- Zachwycające! Zobacz, Janusz,
no zobacz sam, jakie dorodne brokuły! I jaka zielona sałata! Zachwycające,
naprawdę!
Autentyczny zachwyt dominujący w
głosie, spojrzeniu i gestach starszawej damy był czymś wyjątkowo rzadko
spotykanym w miejscu tak prozaicznym, jakim niewątpliwie jest supermarket, że
niejeden klient obracał się za nią ze zdumieniem. Kobieta nie zwracała uwagi na
otoczenie i pruła w euforii przez sklep, odwiedzając kolejne stoiska i ciągnąc
za sobą męża, drepczącego za nią z wielkim wózkiem zakupowym i stoickim
spokojem, świadczącym o przyzwyczajeniu do tego, że jego towarzyszka życia
reaguje entuzjastycznie na widok zwyczajnych warzyw, a na myśl o deserach
krzyczy z radości.
- Janusz, spójrz, jaki ogromny
pęczek rzodkiewek! Czy ty kiedyś widziałeś takie rzodkiewki?!
- Czyli bierzemy?
- Oczywiście, bierz dwa, są
wspaniałe! A te spody do ciast? Jakie okrąglutkie, jak… Ojej, a ta kawa, czy ty
czujesz, jak ona pachnie?
- Jest zamknięta. Nie czuję.
- Ale zapłacimy dwa razy taniej
niż w Tesco, na co czekasz, bierzemy, tam masz w tej cenie dwie, a tu aż trzy,
czy ty rozumiesz, Janusz, jak tu się cudownie opłaca? Dlaczego my tutaj tak
rzadko przychodzimy?
Pan Janusz wzruszył ramionami,
pakując kawę do wózka.
- A tutaj, zobacz Janusz, te
spodnie, podobno to zupełnie nowa promocja, ale nie wiedziałam, że aż taka,
super jest! Alinka mi mówiła, pamiętasz która, ja ci o niej mówiłam, ale ty
mnie nigdy nie słuchasz, Alinka mi wspominała, że jest taka reklama w
telewizji, no wiesz, która Alinka, ta co ma tego syna, co to on wiesz co…

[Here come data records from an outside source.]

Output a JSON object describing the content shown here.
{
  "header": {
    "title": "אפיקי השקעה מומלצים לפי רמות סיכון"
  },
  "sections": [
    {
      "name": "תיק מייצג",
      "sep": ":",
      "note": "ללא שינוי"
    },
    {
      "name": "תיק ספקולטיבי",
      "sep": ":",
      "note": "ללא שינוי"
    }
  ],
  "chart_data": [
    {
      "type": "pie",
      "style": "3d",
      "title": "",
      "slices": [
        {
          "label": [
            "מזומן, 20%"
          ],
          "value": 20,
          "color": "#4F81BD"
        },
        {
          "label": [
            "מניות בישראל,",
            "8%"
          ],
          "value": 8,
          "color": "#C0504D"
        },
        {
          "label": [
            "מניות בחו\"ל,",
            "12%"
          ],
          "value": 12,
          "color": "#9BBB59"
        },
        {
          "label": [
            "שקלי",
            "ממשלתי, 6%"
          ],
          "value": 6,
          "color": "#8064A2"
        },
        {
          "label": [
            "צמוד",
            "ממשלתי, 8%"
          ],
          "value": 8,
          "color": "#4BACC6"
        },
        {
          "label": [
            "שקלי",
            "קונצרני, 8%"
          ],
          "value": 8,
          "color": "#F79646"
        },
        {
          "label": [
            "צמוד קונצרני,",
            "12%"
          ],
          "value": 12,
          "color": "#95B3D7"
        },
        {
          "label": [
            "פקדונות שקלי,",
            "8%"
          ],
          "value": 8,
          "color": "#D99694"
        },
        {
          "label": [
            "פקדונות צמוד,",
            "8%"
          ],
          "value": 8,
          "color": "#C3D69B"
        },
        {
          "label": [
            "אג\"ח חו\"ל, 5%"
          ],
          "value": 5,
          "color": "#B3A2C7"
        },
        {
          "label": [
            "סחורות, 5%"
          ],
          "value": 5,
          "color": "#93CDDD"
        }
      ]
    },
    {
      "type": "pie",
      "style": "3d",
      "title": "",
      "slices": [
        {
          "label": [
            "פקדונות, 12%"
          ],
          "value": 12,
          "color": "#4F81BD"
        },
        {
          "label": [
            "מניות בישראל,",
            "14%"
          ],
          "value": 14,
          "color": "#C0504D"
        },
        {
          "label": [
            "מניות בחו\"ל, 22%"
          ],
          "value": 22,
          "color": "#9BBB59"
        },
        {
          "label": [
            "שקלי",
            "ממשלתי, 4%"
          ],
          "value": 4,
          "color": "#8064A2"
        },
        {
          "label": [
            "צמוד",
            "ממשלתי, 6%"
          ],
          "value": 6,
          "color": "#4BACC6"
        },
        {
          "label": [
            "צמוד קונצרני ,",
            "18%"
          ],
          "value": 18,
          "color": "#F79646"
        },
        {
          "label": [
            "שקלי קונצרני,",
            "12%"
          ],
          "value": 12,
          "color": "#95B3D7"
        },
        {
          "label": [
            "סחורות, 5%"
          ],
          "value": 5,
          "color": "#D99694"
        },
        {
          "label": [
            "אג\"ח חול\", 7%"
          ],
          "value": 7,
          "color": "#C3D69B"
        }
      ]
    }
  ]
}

Janusz chyba nie wiedział, ale
nie zdołał odpowiedzieć, bo sznurowadło zaplątało mu się w kółko wózka.
- No co ty tam tak kucasz, jak ja
tu widzę taki serek, nigdzie nie widziałam takiego serka, jak tutaj, bierzemy!
Jakie świetne te spodnie, ale ja nic o nich nie wiem! Halooo! Czy ktoś mi powie
coś o tych spodniach?!
Pytanie wygłoszone bardzo głośno
zawisło dramatycznie na dłuższą chwilę, dając panu Januszowi czas na stoczenie
krótkiej, acz zwycięskiej batalii z krnąbrnym sznurowadłem. Obok starszej pary
pojawiła się pracownica marketu, z uprzejmym uśmiechem i skrzynką jabłek.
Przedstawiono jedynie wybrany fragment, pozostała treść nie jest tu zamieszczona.